It does irk me that the moment you have aspirations beyong scrubbing your step you become middle class...'
I love that line.
What is very telling about this thread is that almost everyone who has bothered to contribute is, by today's standards, middle class, but with the exception of a small handful of us, almost all of us appear to have come from working class roots on at least one side of our family within the last two or three generations.
I think the reason people like wastwinset still define themselves as working class even though they are clearly not is that it's a way of saying proudly 'I achieved my status all by myself, and from the very bottom. It wasn't born halfway up the ladder, like you, or near the top like you, and no-one smoothed the path for me. I had a longer, harder climb than you, with heavier baggage, but here I am, nonetheless. That make me more than equal'
It seems it's very important to you that people know that. (not a criticism, honestly - just an observation.)

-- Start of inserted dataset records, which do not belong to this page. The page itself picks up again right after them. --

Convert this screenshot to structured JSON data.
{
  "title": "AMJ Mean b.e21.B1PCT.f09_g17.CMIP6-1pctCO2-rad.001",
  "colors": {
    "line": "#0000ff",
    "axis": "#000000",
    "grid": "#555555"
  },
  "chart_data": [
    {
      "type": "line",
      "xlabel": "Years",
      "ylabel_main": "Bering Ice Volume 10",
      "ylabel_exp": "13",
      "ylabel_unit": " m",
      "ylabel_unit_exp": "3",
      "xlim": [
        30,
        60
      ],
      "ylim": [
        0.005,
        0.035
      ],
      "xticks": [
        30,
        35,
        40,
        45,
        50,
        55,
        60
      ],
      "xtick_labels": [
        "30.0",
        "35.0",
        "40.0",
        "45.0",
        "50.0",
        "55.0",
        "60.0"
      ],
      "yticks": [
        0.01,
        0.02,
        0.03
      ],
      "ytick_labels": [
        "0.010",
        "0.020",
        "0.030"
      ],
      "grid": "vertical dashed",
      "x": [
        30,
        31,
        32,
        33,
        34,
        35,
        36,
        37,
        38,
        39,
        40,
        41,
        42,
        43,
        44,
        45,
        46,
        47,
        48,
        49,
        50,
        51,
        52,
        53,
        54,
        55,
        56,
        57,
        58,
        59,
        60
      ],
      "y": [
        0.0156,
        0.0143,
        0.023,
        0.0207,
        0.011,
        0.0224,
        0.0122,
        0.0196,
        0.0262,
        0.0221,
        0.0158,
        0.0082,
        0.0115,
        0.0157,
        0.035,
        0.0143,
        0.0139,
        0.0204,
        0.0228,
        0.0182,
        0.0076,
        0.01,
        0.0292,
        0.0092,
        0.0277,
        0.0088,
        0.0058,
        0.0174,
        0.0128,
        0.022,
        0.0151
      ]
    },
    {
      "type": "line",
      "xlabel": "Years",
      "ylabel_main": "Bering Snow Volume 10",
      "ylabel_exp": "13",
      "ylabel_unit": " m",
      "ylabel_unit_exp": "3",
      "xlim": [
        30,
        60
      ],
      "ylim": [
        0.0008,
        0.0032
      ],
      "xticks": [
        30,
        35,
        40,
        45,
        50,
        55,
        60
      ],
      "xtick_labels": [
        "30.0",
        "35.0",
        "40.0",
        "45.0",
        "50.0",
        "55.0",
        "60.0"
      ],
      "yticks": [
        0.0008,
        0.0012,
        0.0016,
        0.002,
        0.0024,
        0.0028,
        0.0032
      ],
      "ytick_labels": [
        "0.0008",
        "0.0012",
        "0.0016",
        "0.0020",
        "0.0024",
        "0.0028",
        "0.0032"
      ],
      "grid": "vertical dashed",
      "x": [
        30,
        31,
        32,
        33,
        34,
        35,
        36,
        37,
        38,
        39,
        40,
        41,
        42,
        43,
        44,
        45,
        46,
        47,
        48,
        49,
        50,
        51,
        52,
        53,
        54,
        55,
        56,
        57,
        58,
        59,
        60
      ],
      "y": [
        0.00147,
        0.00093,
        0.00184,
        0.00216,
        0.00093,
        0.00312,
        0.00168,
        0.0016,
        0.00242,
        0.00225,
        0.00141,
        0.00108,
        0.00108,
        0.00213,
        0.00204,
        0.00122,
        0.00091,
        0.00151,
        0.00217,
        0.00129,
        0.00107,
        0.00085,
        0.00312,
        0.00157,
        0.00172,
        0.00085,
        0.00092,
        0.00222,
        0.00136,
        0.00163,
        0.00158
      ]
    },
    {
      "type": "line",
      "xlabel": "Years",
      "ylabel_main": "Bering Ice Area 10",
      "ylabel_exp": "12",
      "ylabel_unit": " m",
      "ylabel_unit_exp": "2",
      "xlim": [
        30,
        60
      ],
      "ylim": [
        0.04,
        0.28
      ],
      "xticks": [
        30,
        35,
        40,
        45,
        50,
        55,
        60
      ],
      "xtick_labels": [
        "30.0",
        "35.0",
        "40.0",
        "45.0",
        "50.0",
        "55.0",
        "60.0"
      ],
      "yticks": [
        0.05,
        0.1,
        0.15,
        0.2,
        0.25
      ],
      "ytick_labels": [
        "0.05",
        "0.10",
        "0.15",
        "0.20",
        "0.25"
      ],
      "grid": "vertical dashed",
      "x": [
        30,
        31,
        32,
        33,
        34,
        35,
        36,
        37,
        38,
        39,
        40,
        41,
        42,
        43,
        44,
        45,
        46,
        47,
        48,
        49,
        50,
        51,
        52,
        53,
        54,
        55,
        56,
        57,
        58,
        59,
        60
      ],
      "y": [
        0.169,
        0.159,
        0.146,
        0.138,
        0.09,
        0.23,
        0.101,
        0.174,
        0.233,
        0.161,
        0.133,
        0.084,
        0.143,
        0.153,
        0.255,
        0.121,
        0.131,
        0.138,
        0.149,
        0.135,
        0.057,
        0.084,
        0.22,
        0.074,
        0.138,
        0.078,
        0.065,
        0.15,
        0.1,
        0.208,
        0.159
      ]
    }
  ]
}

But you are proof that SM happens by itself for people with intelligence and drive. I'm sure there were few well-meaning government initiatives in place to help wastwinset on her way. But to turn down a place at Oxford because you felt you wouldn't fit in?
You just contributed to maintaining the status quo! Shame on you!
If you were a young person applying to uni now (not sure how old you were, but let's assume that was 20 years ago) would you still aspire to an Oxbridge place, and would you would feel perfectly comfortable taking it? I'm curious to know whether the landscape has changed in that respect. It certainly should have, with the amount of time and money spent on manipulation of the admissions criteria to accept more state school applicants.
Also, you say you were always a bit embarrassed by the fact that your mother always wanted to be MC and tried to be something she wasn't. Surely she was whatever she wanted to be? Why should she continue fit neatly into her status pigeonhole just because she was born into it? Are you suggesting she should have known her place? Not had high-falutin' ideas above her station? Perhaps her lofty (social) aspirations were what enabled you to be the WC child who applied to Oxford. Had your mother not had MC aspirations she may have unwittingly held you back through a sense of inverted snobbery.
As a teacher, if you had a socially disadvantaged pupil who suddenly took to reading the broadsheets in his lunch break, and trying hard to speak on in standard English, and self-correcting his grammar, to 'improve' himself, would you tell him he was wrong to try?